2. Notice of Appeal Re: Approval No. 18892-00-00 (written addendum to Notice of Appeal form) [Notice of Appeal].

3. Ibid., p. 2. The Appellant also requested that the Board "[p]rohibit the use of fertilizers, herbicides, pesticides and fungicides" on the golf course. Ibid. At first blush, this request does not seem to be reasonably related to an Approval for the construction and operation of a sewage treatment system. But section 7.1.9 of the Approval appears to establish an informal process for the Director's approval of the use of those chemicals on the golf course.

4. As relevant here, section 84(5) of the Act provides that the Board "may, on application made . . . after the expiry of the period referred to in subsection (4), extend that period, where the Board is of the opinion that there are sufficient grounds to do so."

5. Notice of Appeal, pp. 1-2. On March 12, 1998, the Board received a one-page request for a Stay of the Approval, from counsel for the Appellant. Given the Board's decision on the timeliness of the Appellant's appeal, it need not address the Appellant's Stay request any further.

6. March 12, 1998 letter from Donald Kelly to the Board.

7. March 20, 1998 letter from Charlene Graham to the Board.

8. March 24, 1998 letter from Michael Laffin to the Board, p. 3.

9. Ibid., pp. 1-4.

10. The Board does not mean to suggest that an appeal should proceed regardless of the status of those discussions. If the Appellant had filed a timely appeal, and further discussions made a tie-in likely, there might have been good reason for the Board to Stay the appeal pending the conclusion of those discussions. However, the possibility that tie-in discussions might have resulted in a Stay of the appeal does not mitigate the Appellant's failure to file a timely appeal in the first place.

11. March 13, 1998 letter from Michael Laffin to the Board, p. 2.

12. The Appellant's letters are vague as to when the Appellant first learned of Emerald Bay's purchase of the wastewater treatment plant, although that date appears to have been as early as October 1997. See March 13, 1998 from Michael Laffin to the Board, p. 2 (bottom par.). However, according to its own evidence, the Appellant apparently decided to proceed with an appeal at least by November 26, 1997. See November 26, 1997 letter from Peter Byers to the Director, p.2 (copy attached to the March 19, 1998 letter from Michael Laffin to the Board). Even if the Appellant had reasonably delayed filing an appeal until that date, there is no valid reason why the Appellant waited an additional three-and-a-half months after deciding to file its appeal to actually file it.

13. Ibid., p. 2.

14. See March 27, 1998 letter from Donald Kelly to the Board, p. 2 (noting that its partial installation of the plant was permitted "in consultation" and "fully discussed" with the Director's staff).

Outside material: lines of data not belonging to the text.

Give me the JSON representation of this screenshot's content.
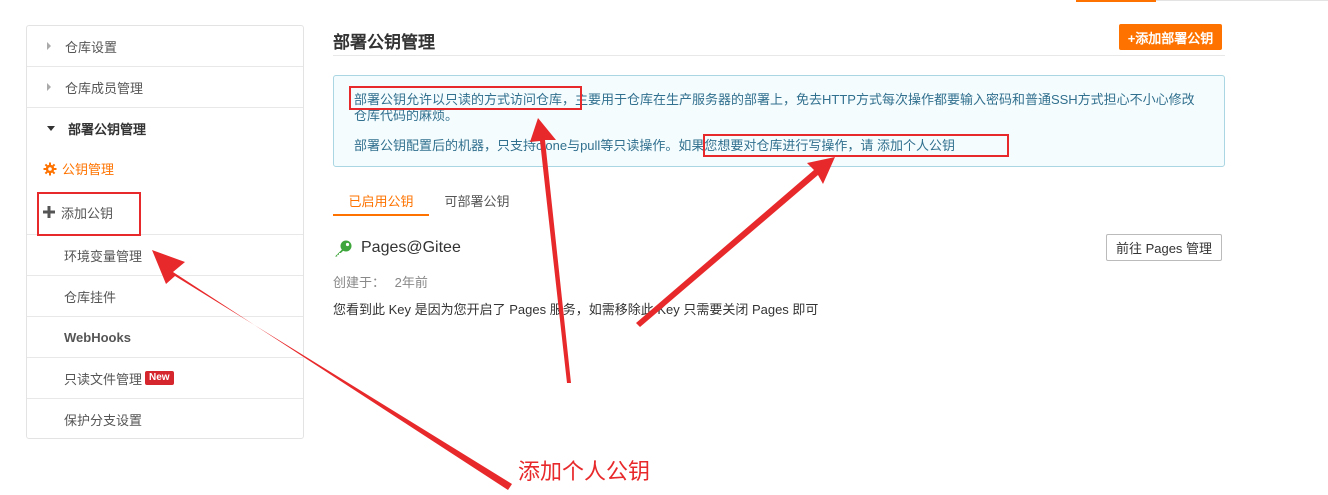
{
  "sidebar": {
    "items": [
      {
        "label": "仓库设置"
      },
      {
        "label": "仓库成员管理"
      },
      {
        "label": "部署公钥管理"
      },
      {
        "label": "公钥管理"
      },
      {
        "label": "添加公钥"
      },
      {
        "label": "环境变量管理"
      },
      {
        "label": "仓库挂件"
      },
      {
        "label": "WebHooks"
      },
      {
        "label": "只读文件管理",
        "badge": "New"
      },
      {
        "label": "保护分支设置"
      }
    ]
  },
  "main": {
    "title": "部署公钥管理",
    "add_button": "+添加部署公钥",
    "info": {
      "p1_highlight": "部署公钥允许以只读的方式访问仓库",
      "p1_rest": "，主要用于仓库在生产服务器的部署上，免去HTTP方式每次操作都要输入密码和普通SSH方式担心不小心修改仓库代码的麻烦。",
      "p2_start": "部署公钥配置后的机器，只支持clone与pull等只读操作。",
      "p2_highlight": "如果您想要对仓库进行写操作，请 添加个人公钥"
    },
    "tabs": [
      {
        "label": "已启用公钥"
      },
      {
        "label": "可部署公钥"
      }
    ],
    "key": {
      "name": "Pages@Gitee",
      "created_label": "创建于：",
      "created_value": "2年前",
      "goto_button": "前往 Pages 管理",
      "description": "您看到此 Key 是因为您开启了 Pages 服务，如需移除此 Key 只需要关闭 Pages 即可"
    }
  },
  "annotation": "添加个人公钥",
  "colors": {
    "accent": "#fe7300",
    "annotation_red": "#e8292b",
    "info_text": "#31708f",
    "info_bg": "#f5fcfd"
  }
}
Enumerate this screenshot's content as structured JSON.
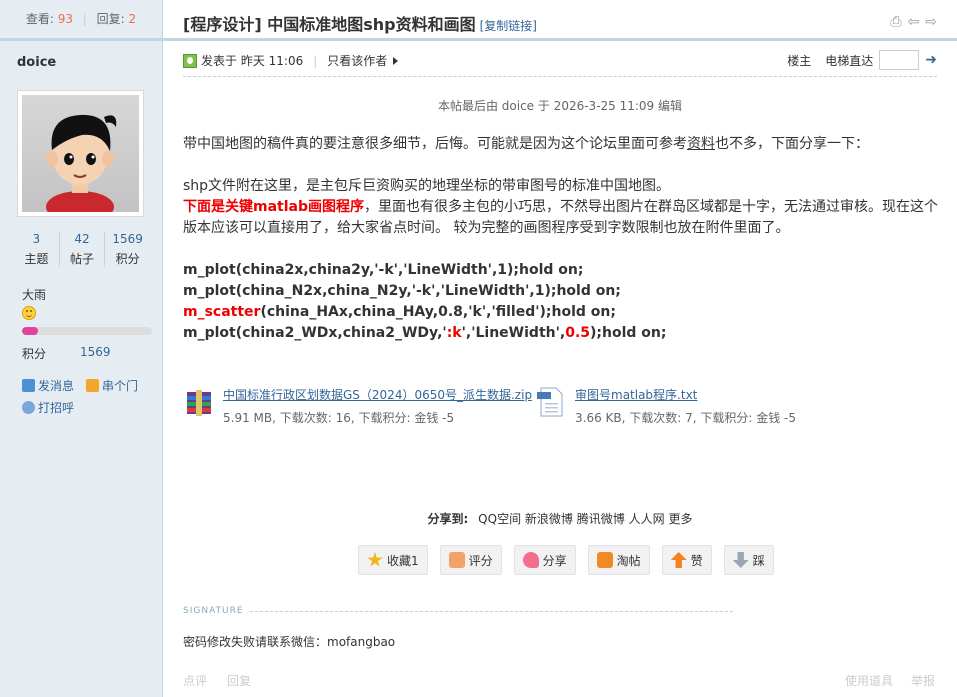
{
  "sidebar": {
    "views_label": "查看:",
    "views": "93",
    "replies_label": "回复:",
    "replies": "2",
    "author": "doice",
    "stats": [
      {
        "value": "3",
        "label": "主题"
      },
      {
        "value": "42",
        "label": "帖子"
      },
      {
        "value": "1569",
        "label": "积分"
      }
    ],
    "group": "大雨",
    "level_progress": 0.12,
    "points_label": "积分",
    "points": "1569",
    "links": [
      "发消息",
      "串个门",
      "打招呼"
    ]
  },
  "thread": {
    "title": "[程序设计] 中国标准地图shp资料和画图",
    "copy_link": "[复制链接]"
  },
  "post": {
    "posted": "发表于 昨天 11:06",
    "author_only": "只看该作者",
    "floor": "楼主",
    "elevator": "电梯直达",
    "edited": "本帖最后由 doice 于 2026-3-25 11:09 编辑",
    "p1_a": "带中国地图的稿件真的要注意很多细节，后悔。可能就是因为这个论坛里面可参考",
    "p1_link": "资料",
    "p1_b": "也不多，下面分享一下：",
    "p2": "shp文件附在这里，是主包斥巨资购买的地理坐标的带审图号的标准中国地图。",
    "p3_red": "下面是关键matlab画图程序",
    "p3": "，里面也有很多主包的小巧思，不然导出图片在群岛区域都是十字，无法通过审核。现在这个版本应该可以直接用了，给大家省点时间。 较为完整的画图程序受到字数限制也放在附件里面了。",
    "code1": "m_plot(china2x,china2y,'-k','LineWidth',1);hold on;",
    "code2": "m_plot(china_N2x,china_N2y,'-k','LineWidth',1);hold on;",
    "code3_red": "m_scatter",
    "code3": "(china_HAx,china_HAy,0.8,'k','filled');hold on;",
    "code4_a": "m_plot(china2_WDx,china2_WDy,'",
    "code4_red1": ":k",
    "code4_b": "','LineWidth',",
    "code4_red2": "0.5",
    "code4_c": ");hold on;",
    "attachments": [
      {
        "name": "中国标准行政区划数据GS（2024）0650号_派生数据.zip",
        "meta": "5.91 MB, 下载次数: 16, 下载积分: 金钱 -5"
      },
      {
        "name": "审图号matlab程序.txt",
        "meta": "3.66 KB, 下载次数: 7, 下载积分: 金钱 -5"
      }
    ],
    "share_label": "分享到:",
    "share_targets": [
      "QQ空间",
      "新浪微博",
      "腾讯微博",
      "人人网",
      "更多"
    ],
    "buttons": [
      "收藏1",
      "评分",
      "分享",
      "淘帖",
      "赞",
      "踩"
    ],
    "signature_label": "SIGNATURE",
    "signature": "密码修改失败请联系微信：mofangbao",
    "footer_left": [
      "点评",
      "回复"
    ],
    "footer_right": [
      "使用道具",
      "举报"
    ]
  }
}
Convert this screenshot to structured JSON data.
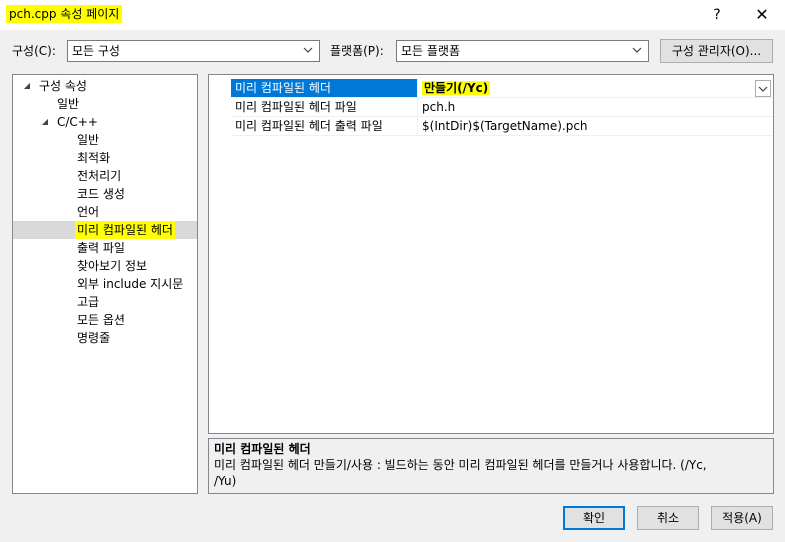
{
  "window": {
    "title": "pch.cpp 속성 페이지",
    "help": "?",
    "close": "✕"
  },
  "config_bar": {
    "config_label": "구성(C):",
    "config_value": "모든 구성",
    "platform_label": "플랫폼(P):",
    "platform_value": "모든 플랫폼",
    "config_manager_button": "구성 관리자(O)..."
  },
  "tree": {
    "root": "구성 속성",
    "general": "일반",
    "cpp": "C/C++",
    "children": [
      "일반",
      "최적화",
      "전처리기",
      "코드 생성",
      "언어",
      "미리 컴파일된 헤더",
      "출력 파일",
      "찾아보기 정보",
      "외부 include 지시문",
      "고급",
      "모든 옵션",
      "명령줄"
    ],
    "selected_index": 5
  },
  "properties": [
    {
      "name": "미리 컴파일된 헤더",
      "value": "만들기(/Yc)",
      "selected": true
    },
    {
      "name": "미리 컴파일된 헤더 파일",
      "value": "pch.h"
    },
    {
      "name": "미리 컴파일된 헤더 출력 파일",
      "value": "$(IntDir)$(TargetName).pch"
    }
  ],
  "description": {
    "title": "미리 컴파일된 헤더",
    "text_line1": "미리 컴파일된 헤더 만들기/사용 : 빌드하는 동안 미리 컴파일된 헤더를 만들거나 사용합니다.     (/Yc,",
    "text_line2": "/Yu)"
  },
  "footer": {
    "ok": "확인",
    "cancel": "취소",
    "apply": "적용(A)"
  },
  "colors": {
    "highlight": "#ffff00",
    "selection_blue": "#0078d7"
  }
}
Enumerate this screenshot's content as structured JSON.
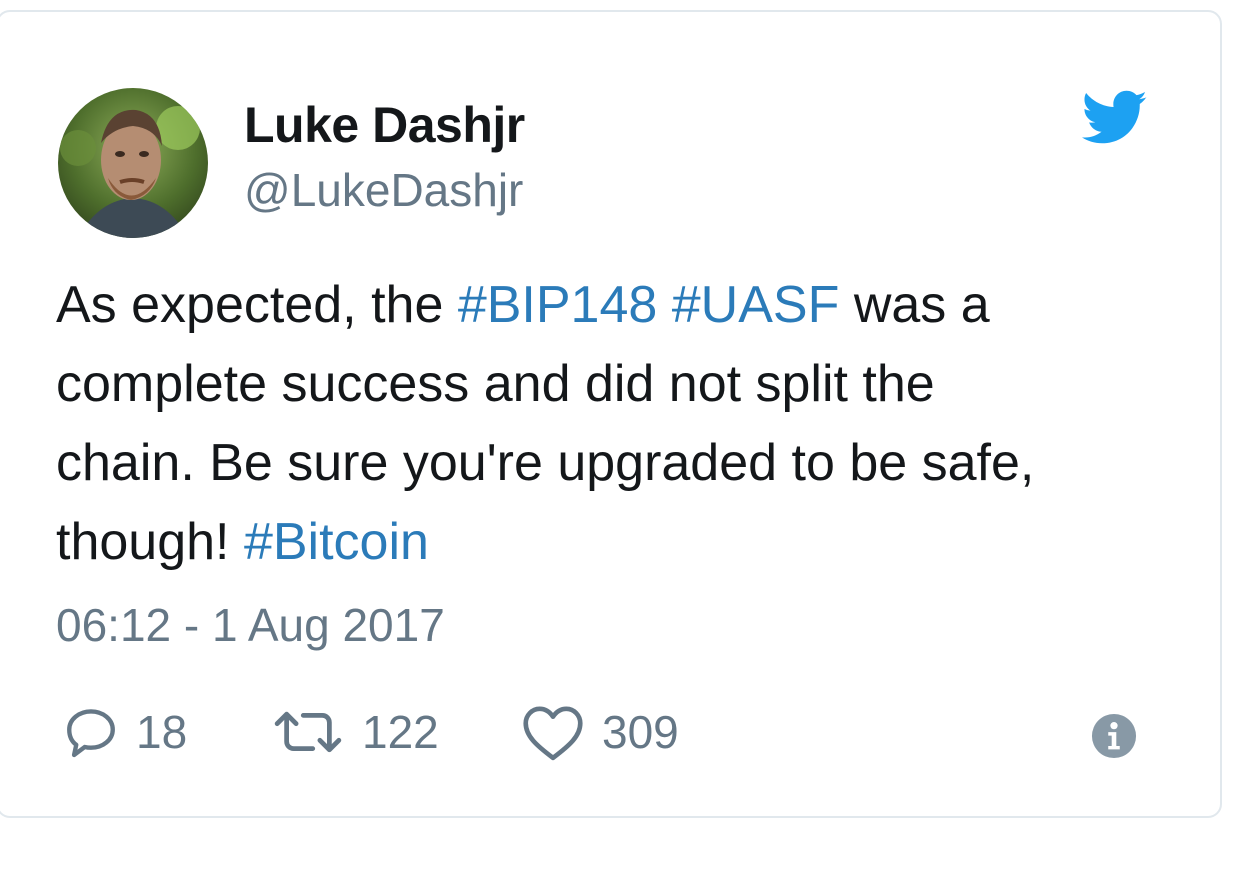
{
  "author": {
    "name": "Luke Dashjr",
    "handle": "@LukeDashjr"
  },
  "tweet": {
    "lines": [
      [
        {
          "text": "As expected, the ",
          "type": "text"
        },
        {
          "text": "#BIP148",
          "type": "hashtag"
        },
        {
          "text": " ",
          "type": "text"
        },
        {
          "text": "#UASF",
          "type": "hashtag"
        },
        {
          "text": " was a",
          "type": "text"
        }
      ],
      [
        {
          "text": "complete success and did not split the",
          "type": "text"
        }
      ],
      [
        {
          "text": "chain. Be sure you're upgraded to be safe,",
          "type": "text"
        }
      ],
      [
        {
          "text": "though! ",
          "type": "text"
        },
        {
          "text": "#Bitcoin",
          "type": "hashtag"
        }
      ]
    ],
    "timestamp": "06:12 - 1 Aug 2017"
  },
  "actions": {
    "reply_count": "18",
    "retweet_count": "122",
    "like_count": "309"
  },
  "icons": {
    "brand": "twitter-bird-icon",
    "reply": "reply-icon",
    "retweet": "retweet-icon",
    "like": "heart-icon",
    "info": "info-icon"
  },
  "colors": {
    "text": "#14171a",
    "secondary": "#657786",
    "hashtag": "#2b7bb9",
    "twitter_blue": "#1da1f2",
    "border": "#e1e8ed"
  }
}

15. See April 8, 1998 letter from Michael Laffin to the Board (response to Donald Kelly's March 27, 1998 letter).

16. March 24, 1998 letter from Michael Laffin to the Board, p. 3; April 8, 1998 letter from Michael Laffin to the Board, p. 2.

17. March 24, 1998 letter from Michael Laffin to the Board, p. 2.

18. March 13, 1998 letter from Michael Laffin to the Board, p. 3.

19. The Appellant actually provided the Director with several other reports at that time (March 13, 1998 letter from Michael Laffin to the Board, pp. 1-2), thus, confirming the feasibility of this approach.

20. March 24, 1998 letter from Michael Laffin to the Board, p. 3; April 8, 1998 letter from Michael Laffin to the Board, pp. 2, 3. Emerald Bay, on the other hand, believes that the Appellant's concerns are unfounded or have been adequately addressed. See, e.g. March 19, 1998 letter from Donald Kelly to the Board (preliminary comments on the Appellant's engineering report).

21. The Appellant suggests that aquifer pollution is particularly troublesome because it is generally irreparable once it occurs. March 24, 1998 letter from Michael Laffin to the Board, p. 3. While aquifer pollution may be less remediable than other kinds of pollution, there are other kinds of environmental harms raised in appeals before this Board which, due to their nature or magnitude, may be equally as significant.

22. See March 20, 1998 letter from Charlene Graham to the Board, p. 2 (noting that the Director is "willing to modify the terms of the Approval" as appropriate, to address valid concerns raised by the Appellant's report).